Democrats’ dilemma, Republican gambit
Everybody in Washington is talking about impeachment. That’s because, whether they want to believe it or not, by now most people, including Republicans in Congress, know in their gut that Donald Trump has committed multiple impeachable offenses.
The problem is that both Democrats and Republicans don’t want to go there, ironically for a similar reason: a political calculus.
The Republicans will never do it. They are not about to dethrone the man who put them on a fast track toward realizing their decades-long desire: the restoration of white (male, Anglo, straight, native) supremacy and government of, by and for the plutocrats. Before Trump the GOP had already been moving in that direction in fits and starts. Trump offers them a historic opportunity to take a giant leap and establish a society that runs totally by the rules of white supremacy and plutocracy.

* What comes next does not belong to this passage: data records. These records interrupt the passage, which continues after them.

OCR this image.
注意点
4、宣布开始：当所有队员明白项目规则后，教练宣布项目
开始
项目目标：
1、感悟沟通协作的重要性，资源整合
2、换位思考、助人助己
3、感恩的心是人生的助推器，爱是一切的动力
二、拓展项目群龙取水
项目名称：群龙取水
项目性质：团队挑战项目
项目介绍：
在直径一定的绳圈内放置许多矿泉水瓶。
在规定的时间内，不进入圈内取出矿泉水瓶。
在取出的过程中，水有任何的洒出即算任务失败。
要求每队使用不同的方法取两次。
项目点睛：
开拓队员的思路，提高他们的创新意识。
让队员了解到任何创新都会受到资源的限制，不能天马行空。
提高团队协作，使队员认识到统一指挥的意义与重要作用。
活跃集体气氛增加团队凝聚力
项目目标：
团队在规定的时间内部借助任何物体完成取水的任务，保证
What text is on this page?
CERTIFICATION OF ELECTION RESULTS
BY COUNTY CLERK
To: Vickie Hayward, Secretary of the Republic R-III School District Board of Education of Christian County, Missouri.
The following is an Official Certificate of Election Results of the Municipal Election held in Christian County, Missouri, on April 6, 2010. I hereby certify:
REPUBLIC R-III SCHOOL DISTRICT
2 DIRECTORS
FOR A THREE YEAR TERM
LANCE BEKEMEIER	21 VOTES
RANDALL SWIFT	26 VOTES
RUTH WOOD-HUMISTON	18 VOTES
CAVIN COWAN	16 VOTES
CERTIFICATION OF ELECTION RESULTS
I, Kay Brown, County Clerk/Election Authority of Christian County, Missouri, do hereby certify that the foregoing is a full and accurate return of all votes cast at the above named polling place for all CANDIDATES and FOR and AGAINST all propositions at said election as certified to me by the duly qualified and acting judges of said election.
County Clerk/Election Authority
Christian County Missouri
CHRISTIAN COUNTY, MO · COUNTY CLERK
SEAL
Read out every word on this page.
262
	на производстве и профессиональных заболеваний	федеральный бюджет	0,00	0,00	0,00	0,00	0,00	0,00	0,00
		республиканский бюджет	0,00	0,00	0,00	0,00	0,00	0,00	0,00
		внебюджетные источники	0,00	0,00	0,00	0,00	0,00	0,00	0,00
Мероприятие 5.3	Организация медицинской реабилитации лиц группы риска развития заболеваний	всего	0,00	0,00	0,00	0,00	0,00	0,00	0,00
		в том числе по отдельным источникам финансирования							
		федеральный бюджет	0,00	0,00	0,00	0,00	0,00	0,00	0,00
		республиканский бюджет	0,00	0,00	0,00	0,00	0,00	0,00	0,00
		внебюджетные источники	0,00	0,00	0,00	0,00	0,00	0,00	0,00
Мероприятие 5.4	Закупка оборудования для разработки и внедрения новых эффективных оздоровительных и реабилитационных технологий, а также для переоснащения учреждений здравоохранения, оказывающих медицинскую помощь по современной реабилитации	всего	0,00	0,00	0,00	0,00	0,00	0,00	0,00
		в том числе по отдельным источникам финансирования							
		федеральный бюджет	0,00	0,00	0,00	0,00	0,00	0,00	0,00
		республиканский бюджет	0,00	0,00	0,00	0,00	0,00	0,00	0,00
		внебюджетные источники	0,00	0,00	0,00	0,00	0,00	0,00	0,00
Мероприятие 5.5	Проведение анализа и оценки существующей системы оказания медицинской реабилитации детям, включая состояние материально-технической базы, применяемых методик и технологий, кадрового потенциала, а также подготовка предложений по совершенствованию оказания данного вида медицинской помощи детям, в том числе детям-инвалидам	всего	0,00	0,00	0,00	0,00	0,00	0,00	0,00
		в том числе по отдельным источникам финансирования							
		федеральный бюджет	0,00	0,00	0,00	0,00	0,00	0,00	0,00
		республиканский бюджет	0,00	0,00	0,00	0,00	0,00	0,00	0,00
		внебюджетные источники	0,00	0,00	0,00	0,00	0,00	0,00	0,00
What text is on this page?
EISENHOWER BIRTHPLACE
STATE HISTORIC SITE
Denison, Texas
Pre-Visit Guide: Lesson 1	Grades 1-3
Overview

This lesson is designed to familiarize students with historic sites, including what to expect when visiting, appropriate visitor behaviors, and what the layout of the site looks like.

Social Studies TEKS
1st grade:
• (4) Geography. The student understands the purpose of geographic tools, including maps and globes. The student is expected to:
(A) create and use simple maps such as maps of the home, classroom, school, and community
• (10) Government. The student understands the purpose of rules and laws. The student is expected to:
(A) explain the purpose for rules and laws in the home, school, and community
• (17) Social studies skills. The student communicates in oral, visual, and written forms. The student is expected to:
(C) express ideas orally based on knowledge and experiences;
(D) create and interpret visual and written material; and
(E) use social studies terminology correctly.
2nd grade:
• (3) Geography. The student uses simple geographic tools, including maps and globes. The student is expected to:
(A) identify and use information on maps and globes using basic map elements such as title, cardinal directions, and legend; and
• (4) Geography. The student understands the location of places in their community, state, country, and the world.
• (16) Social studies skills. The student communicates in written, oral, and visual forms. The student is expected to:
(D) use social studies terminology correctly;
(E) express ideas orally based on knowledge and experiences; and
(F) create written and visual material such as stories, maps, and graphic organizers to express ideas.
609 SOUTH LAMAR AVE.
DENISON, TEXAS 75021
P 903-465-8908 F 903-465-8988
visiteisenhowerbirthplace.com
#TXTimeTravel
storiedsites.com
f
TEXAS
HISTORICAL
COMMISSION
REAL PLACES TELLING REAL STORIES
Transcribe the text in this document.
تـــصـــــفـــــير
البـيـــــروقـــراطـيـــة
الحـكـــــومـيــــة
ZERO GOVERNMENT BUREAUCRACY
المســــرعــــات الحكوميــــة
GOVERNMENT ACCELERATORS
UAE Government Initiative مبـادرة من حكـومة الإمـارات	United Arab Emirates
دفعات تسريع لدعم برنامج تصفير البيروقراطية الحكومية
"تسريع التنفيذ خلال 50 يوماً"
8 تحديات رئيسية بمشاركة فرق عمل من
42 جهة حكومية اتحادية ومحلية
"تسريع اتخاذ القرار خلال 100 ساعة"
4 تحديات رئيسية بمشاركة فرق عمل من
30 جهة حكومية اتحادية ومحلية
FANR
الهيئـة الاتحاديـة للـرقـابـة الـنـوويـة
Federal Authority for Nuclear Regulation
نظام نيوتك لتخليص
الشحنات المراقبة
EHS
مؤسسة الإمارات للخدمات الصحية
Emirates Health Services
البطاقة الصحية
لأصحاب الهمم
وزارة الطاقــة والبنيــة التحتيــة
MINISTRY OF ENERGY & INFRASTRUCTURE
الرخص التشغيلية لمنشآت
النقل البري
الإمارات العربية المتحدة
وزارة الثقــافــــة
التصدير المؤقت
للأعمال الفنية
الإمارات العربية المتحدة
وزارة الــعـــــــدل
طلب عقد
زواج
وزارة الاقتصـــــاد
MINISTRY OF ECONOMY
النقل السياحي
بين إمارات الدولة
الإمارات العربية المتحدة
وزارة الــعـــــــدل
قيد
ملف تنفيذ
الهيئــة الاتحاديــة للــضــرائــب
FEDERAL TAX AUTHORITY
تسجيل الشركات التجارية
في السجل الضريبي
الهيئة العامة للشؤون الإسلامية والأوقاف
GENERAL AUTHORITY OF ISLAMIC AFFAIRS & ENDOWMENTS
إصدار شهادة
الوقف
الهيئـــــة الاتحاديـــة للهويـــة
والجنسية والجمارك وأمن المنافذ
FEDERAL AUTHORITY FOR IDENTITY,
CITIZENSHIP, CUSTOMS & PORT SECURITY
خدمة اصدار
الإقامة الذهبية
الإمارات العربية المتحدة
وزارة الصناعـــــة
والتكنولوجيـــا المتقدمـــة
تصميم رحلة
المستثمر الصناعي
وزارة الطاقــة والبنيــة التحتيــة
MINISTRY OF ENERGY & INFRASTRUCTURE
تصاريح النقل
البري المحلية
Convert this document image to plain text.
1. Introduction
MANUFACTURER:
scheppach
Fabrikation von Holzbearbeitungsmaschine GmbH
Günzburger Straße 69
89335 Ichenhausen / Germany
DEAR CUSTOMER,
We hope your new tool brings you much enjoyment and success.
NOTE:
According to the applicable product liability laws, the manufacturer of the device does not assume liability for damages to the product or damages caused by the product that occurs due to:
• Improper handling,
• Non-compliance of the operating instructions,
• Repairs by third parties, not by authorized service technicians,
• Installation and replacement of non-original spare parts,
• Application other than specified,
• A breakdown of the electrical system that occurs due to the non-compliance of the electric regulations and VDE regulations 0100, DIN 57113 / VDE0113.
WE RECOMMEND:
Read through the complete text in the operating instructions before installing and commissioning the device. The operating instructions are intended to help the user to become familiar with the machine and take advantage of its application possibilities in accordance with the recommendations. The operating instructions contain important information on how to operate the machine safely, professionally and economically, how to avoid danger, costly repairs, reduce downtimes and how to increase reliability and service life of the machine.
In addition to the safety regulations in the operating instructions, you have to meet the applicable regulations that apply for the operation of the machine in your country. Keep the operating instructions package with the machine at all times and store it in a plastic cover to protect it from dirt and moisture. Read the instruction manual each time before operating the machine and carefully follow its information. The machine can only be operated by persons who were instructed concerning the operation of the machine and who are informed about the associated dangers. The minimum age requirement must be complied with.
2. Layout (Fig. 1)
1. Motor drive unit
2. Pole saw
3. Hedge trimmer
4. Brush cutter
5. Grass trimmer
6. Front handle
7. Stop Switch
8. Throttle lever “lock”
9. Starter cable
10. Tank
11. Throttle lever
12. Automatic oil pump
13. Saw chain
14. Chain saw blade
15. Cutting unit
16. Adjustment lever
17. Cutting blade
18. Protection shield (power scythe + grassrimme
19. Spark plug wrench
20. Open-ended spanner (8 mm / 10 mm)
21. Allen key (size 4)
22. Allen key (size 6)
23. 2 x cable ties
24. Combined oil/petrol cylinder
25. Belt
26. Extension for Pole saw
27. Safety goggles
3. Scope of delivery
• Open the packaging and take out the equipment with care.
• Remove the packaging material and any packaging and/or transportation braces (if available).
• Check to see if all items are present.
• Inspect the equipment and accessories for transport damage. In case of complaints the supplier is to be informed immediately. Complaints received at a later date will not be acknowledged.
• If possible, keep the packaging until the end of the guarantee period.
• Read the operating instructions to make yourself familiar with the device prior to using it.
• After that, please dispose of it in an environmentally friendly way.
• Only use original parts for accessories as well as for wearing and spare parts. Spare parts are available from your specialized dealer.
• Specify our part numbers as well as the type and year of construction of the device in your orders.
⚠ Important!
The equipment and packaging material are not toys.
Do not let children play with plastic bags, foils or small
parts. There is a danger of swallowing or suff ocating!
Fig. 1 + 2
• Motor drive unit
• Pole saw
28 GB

Democrats know this and figure that the Republican Senate won’t vote to convict Trump even if the president kills that hypothetical person on Fifth Avenue. If the Democratic House impeaches Trump and the Republicans acquit him in a Senate trial, it would present Donald Trump with some golden opportunities that he would exploit all the way to election day 2020. It will lend some credibility to his narrative that it was all a witch hunt, a Democratic vendetta because he won the election, revenge by sore losers. It will allow him to cry exoneration, crow about his victory and portray the Democrats as losers, the worst thing you can be in the impoverished dog-eat-dog mental universe of Donald Trump and his base.
This presents a dilemma for Democrats. They know their duty under the Constitution is to impeach Trump. It is the principled thing to do. But they don’t want to commit hara-kiri on the altar of the Constitution. With a handful of exceptions, congressional Republicans today (in contrast to the Republicans of the Dwight Eisenhower and Howard Baker eras) don’t care about principles, only profits (for rich people and big companies) and political domination (by straight white males) as far as the eye can see.
The Republicans are trying to goad the Democrats into impeaching Trump and then springing a trap on them. But a great chess player such as an international chess grand master can read the board two or three moves ahead and take on several opponents on different boards simultaneously. House Speaker Nancy Pelosi is the closest thing to a political master strategist we have had for a long time. She knows a gambit—a move in chess in which a player sacrifices a piece to be in a better position to mount a deadly counterattack—when she sees it. She can decline the sacrifice if accepting it would be falling into a trap leading to checkmate.
Democrats in Congress want impeachment and sectors of their constituency want to “impeach the motherfucker,” as Michigan Congresswoman Rashida Tlaib once said passionately. For good reason. Trump has stepped on some people—women, Latinos, Blacks, the disabled, LGBTQ—with golf shoes and an especially sadistic zest. Now they want his head.
But Pelosi wants to win an overwhelming victory in the 2020 election, lest Trump try to challenge the results by spinning another one of his tall tales about phantom illegal voters. She has the respect of all elements in the party, including its rising left-wing. Alexandria Ocasio-Cortez, who is the facto leader of that wing, is itching to sock it to Trump but she is too smart to give the Republicans the kind of gift-wrapped thing they want the most, a divided Democratic party, a weakened Nancy Pelosi.
Pelosi has told the party regulars they must own the left wing. Now the left is not about to disown the Speaker and leave Pelosi out in the cold to be devoured by a pack of Republican wolves.
Going forward, in the search for a strategy, the Democrats might take a page from a matador facing a dangerous and angry bull. Let the bull keep charging into thin air. Tire him out. Let the men on horseback stick their lances into him and the brave men on foot stick him with the banderillas. Frustrate the bull into letting down his guard. Line up the sword and, at the right time, give the bull one last fair chance to gore him then step aside and deliver an elegant, impeccable, definitive killing thrust.
I would love to see Trump impeached today, convicted, disgraced, humbled and demolished, personally and legally. I think that is called hate and is unchristian, and although people have told me, especially as I get older, that I behave more like a Christian than many Christians, I am an atheist, not a Christian, and I own my hatred of Donald Trump. Yet, I also think, like I suspect Pelosi does, that the right time to strike Trump with a political kill shot is November 2020, after he has been fully exposed and dragged through all the excrement and all the pollution his administration has been producing and making us eat and breathe since the first day.